Ermine had dropped all scruples about Rose's intercourse with other
children, and the feeling that she might associate with them on equal
terms, perhaps, was the most complete assurance of Edward's restoration.
She was glad that companionship should render the little maiden more
active and childlike, for Edward's abstraction had made her believe that
there might be danger in indulging the dreaminess of the imaginative
child.
No one welcomed the removal of these restraints more warmly than Lady
Temple. She was perhaps the happiest of the happy, for with her there
was no drawback, no sorrow, no parting to fear. Her first impulse, when
Colonel Keith came to tell her his plans, was to seize on hat and shawl,
and rush down to Mackarel Lane to kiss Ermine with all her heart, and
tell her that "it was the most delightful thing of her to have consented
at last, for nobody deserved so well to be happy as that dear Colonel;"
and then she clung to Alison, declaring that now she should have her all
to herself, and if she would only come to Myrtlewood, she would do her
very best to make her comfortable there, and it should be her home--her
home always.
"In fact," said Ermine, afterwards to the Colonel, "when you go to
Avoncester, I think you may as well get a licence for the wedding of
Alison Williams and Fanny Temple at the same time. There has been quite
a courtship on the lady's part."
The courtship had been the more ardent from Fanny's alarm lest the
brother should deprive her of Alison; and when she found her fears
groundless, she thanked him with such fervour, and talked so eagerly of
his sister's excellences that she roused him into a lucid interval, in
which he told Colonel Keith that Lady Temple might give him an idea of
the style of woman that Lucy had been. Indeed, Colin began to think that
it was as well that he was so well wrapped up in smoke and chemistry,
otherwise another might have been added to the list of Lady Temple's
hopeless adorers. The person least satisfied was Tibbie, who could not
get over the speediness of the marriage, nor forgive the injury to Miss
Williams, "of bringing her hame like any pleughman's wife, wantin' a
honeymoon trip, forbye providin' hersel' with weddin' braws conformable.
Gin folk tak' sic daft notions aff the English, they'd be mair wise like
to bide at hame, an' that's my way o' thinkin'."

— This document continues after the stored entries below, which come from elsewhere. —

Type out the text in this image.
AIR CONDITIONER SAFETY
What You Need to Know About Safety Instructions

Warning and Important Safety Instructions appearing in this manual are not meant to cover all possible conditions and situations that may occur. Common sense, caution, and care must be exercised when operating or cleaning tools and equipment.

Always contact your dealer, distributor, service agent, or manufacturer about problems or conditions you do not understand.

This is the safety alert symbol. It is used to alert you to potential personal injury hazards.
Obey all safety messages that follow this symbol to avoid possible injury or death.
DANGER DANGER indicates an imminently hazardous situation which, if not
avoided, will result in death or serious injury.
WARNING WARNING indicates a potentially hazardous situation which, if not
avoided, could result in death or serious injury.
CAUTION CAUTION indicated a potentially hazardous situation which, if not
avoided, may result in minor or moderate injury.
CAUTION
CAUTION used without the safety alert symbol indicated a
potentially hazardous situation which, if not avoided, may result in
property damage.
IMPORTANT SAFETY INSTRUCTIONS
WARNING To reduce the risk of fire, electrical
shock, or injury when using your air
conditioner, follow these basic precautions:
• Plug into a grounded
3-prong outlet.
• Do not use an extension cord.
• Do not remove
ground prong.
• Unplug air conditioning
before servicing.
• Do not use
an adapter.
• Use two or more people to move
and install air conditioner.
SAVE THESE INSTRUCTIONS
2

Crusty as she was, there was no danger of her not giving her warmest
welcome, and thus the morning came. Tibbie had donned her cap, with
white satin ribbons, and made of lace once belonging to the only heiress
who had ever brought wealth to the Keiths. Edward Williams, all his
goods packed up, had gone to join his sisters, and the Colonel, only
perceptibly differing from his daily aspect in having a hat free from
crape, was opening all the windows in hopes that a thorough draft would
remove the last of the tobacco, when the letters were brought in, and
among them one of the black bordered bulletins from Littleworthy, which
ordinarily arrived by the second post. It was a hurried note, evidently
dashed off to catch the morning mail.